In an email letter to the college community, Dr. Whitney shared how she arrived at her decision, stating “I have always taken the early part of the summer to reflect upon our accomplishments and challenges as a way to chart future efforts. I continue to marvel at the accomplishments and important work that our administration, faculty and staff perform on behalf of our students, alumni and the commonwealth. It is during this time of reflection and organizing our future efforts that I have decided to make my 8th year as president my last year. Even though the Trustees and the Chancellor have asked me to remain, I have notified the Clarion University Council of Trustees as well as the system chancellor of my intention to retire from the Presidency on June 30, 2018.

I am proud of the thousands of Clarion students who have graduated over the last 8 years. I am proud of the faculty and staff who have worked to build the Clarion experience as a transformative life changing experience. We have changed and become more focused and better organized to fulfill our mission. Our successes are because of the faculty, staff and leadership of this great university. It’s the people. We have overcome many challenges while always keeping our focus on our students’ success.

As I enter my final year as president, there is still very important work to do. My priorities for the year are to enable more students to obtain more Clarion credentials; ensure academic program excellence and relevance; continue cost cutting and efficiency efforts across the university; confront major issues of campus and public concern; and of course celebrate Clarion University as part of our 150th anniversary milestone.”

President Whitney’s successor will be selected through a national search, which will begin sometime in the next academic year. The university’s Council of Trustees will appoint a search committee that will include representatives from all areas of campus, including students, faculty, staff and administration, as well as alumni and trustees. An executive search firm likely will be hired to assist with the search. The search committee will review candidates’ credentials and conduct the initial interviews before eventually submitting the names of two continuing candidates to the State System’s Board of Governors for its consideration. The Board of Governors is responsible for hiring university presidents within the state system.

Whitney, in her eighth year at Clarion University, is the longest serving president in the state system.

The announcement comes less than two months after the Clarion University Council of Trustees voted to recommend to the chancellor of the State System of Higher Education that President Whitney’s contract be extended to 2020.

Her current contract was set to expire in 2019.

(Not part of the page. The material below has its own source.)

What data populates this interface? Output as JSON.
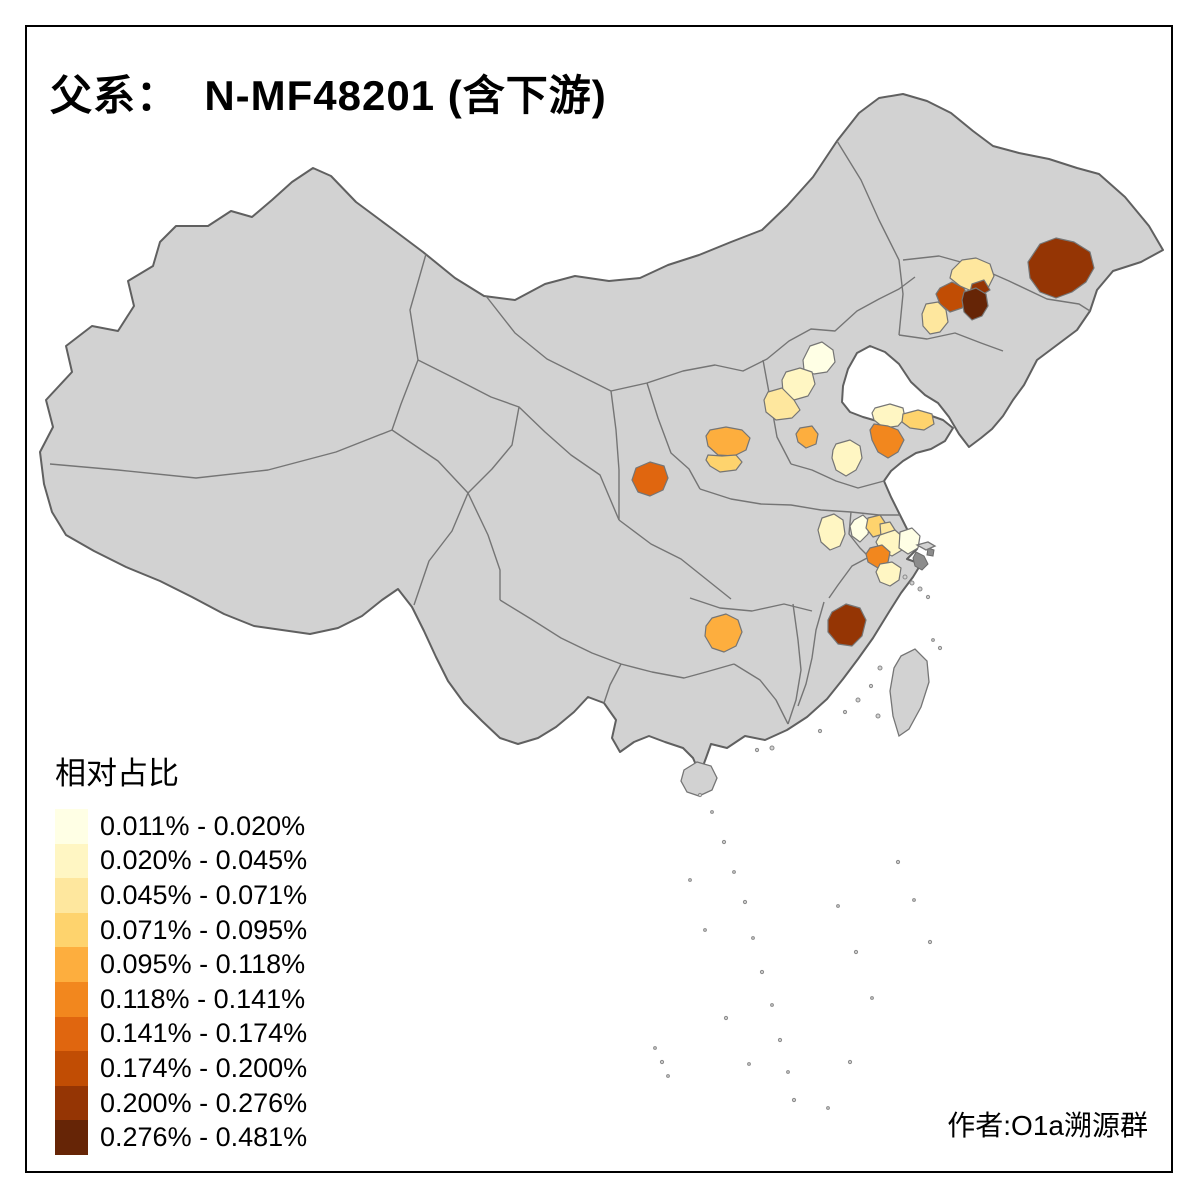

While the percentage of annual enrollment decreases has declined in recent years, the Clarion University Fact Book reveals a slightly different picture on enrollment declines since 2010, indicating a total enrollment drop of over 28 percent during that time period using official enrollment figures taken at each year’s official report to the State System of Higher Education.

Enrollment declines were also reported at some other area universities and a number of factors contributed to the drop, including a shrinking population of traditional college-age students, loss of jobs in the area, economy, in addition to administrative decisions at the local level.

Total enrollment in 2010-11 was 7,315; 6,991 in 2011-12; 6,520 in 2012-13; 6,080 in 2013-14; 5,712 in 2014-15, 5,368 in 2015-16, 5,224, and 5,224 in 2016-17 for a drop of over 28 percent since 2010.

Last year Whitney was one of ten candidates selected for interviews for the position of president at Florida Gulf Coast University (FGCU).